La religion dominante est la religion catholique ; la langue la plus répandue est le portugais.

Au Brésil, le pays de l’or et des pierres précieuses, on n’emploie pour les échanges ordinaires que le papier et le cuivre. L’or et l’argent sont conservés en lingots ou expédiés à l’étranger.

L’unité monétaire est le reis, dont 1 mille (1 milreis) vaut environ 1 florin 7 kreützers[6]. Cependant, en fait de monnaies de cuivre, il y a :

Le demi-vingt et un, valant 10 reis,

Le vingt et un, valant 20 reis,

Le double vingt et un, valant 40 reis.

Le patah vaut 320 reis, le crusado 400 reis.

Le plus petit billet de banque est d’un milreis.

Le mille brésilien, appelé legua, est un peu plus court que le mille géographique : 18 leguas font 15 milles géographiques.

Le prix d’un passe-port est considérable : il s’élève à 16 milreis.

La distance de Hambourg à Rio-de-Janeiro peut s’évaluer à 8 ou 9 000 milles marins.
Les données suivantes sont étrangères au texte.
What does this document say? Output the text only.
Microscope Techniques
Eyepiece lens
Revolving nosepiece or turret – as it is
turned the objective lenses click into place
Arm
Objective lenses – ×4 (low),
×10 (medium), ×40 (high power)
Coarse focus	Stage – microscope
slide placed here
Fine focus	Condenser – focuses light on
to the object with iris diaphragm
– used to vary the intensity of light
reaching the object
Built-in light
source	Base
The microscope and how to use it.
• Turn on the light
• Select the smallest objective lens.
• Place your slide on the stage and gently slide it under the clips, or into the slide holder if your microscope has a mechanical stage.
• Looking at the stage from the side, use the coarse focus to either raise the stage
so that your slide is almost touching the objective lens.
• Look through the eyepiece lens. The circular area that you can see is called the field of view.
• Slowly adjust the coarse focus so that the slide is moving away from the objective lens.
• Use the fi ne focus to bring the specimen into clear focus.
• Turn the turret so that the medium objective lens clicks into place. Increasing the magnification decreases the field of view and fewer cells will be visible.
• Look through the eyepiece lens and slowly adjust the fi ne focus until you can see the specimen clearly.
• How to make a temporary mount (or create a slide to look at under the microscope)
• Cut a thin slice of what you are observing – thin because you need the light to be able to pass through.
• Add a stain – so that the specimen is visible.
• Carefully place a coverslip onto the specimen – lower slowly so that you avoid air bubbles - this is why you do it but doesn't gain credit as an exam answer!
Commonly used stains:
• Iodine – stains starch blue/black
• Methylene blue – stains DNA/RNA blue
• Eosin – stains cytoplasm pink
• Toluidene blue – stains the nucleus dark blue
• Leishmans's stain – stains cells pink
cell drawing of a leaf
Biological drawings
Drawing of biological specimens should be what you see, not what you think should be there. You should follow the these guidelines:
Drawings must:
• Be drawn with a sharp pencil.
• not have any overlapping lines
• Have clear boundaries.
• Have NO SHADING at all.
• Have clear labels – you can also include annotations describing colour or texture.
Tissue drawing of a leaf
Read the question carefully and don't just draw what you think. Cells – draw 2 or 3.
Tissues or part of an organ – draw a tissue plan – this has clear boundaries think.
  1. Un milreis vaut en monnaie autrichienne 1 florin 7 kreutzers, et en monnaie française 2 fr. 38 c.
  2. Le pied anglais n’a que 304 millimètres ; 6 pieds anglais ne font donc que 1m, 80, c’est-à-dire un peu plus de 5 pieds 7 pouces.
  3. La princesse était déjà née depuis trois mois.
  4. Dans toutes les fêtes religieuses, on tire des pétards et de petits feux d’artifices, soit devant l’église même, soit à peu de distance : et, ce qu’il y a de plus comique, cela se fait toujours en plein jour.
  5. Ils sont payés en proportion de leur service. Le prix habituel pour une servante ordinaire est, par mois, de 5 à 6 milreis, pour un cuisinier de 12, pour une nourrice de 20 à 22, pour un artisan adroit de 25 à 35.
  6. C’est-à-dire 2 fr. 38 c. en monnaie française. Un florin d’Autriche vaut 2 fr. 35 c.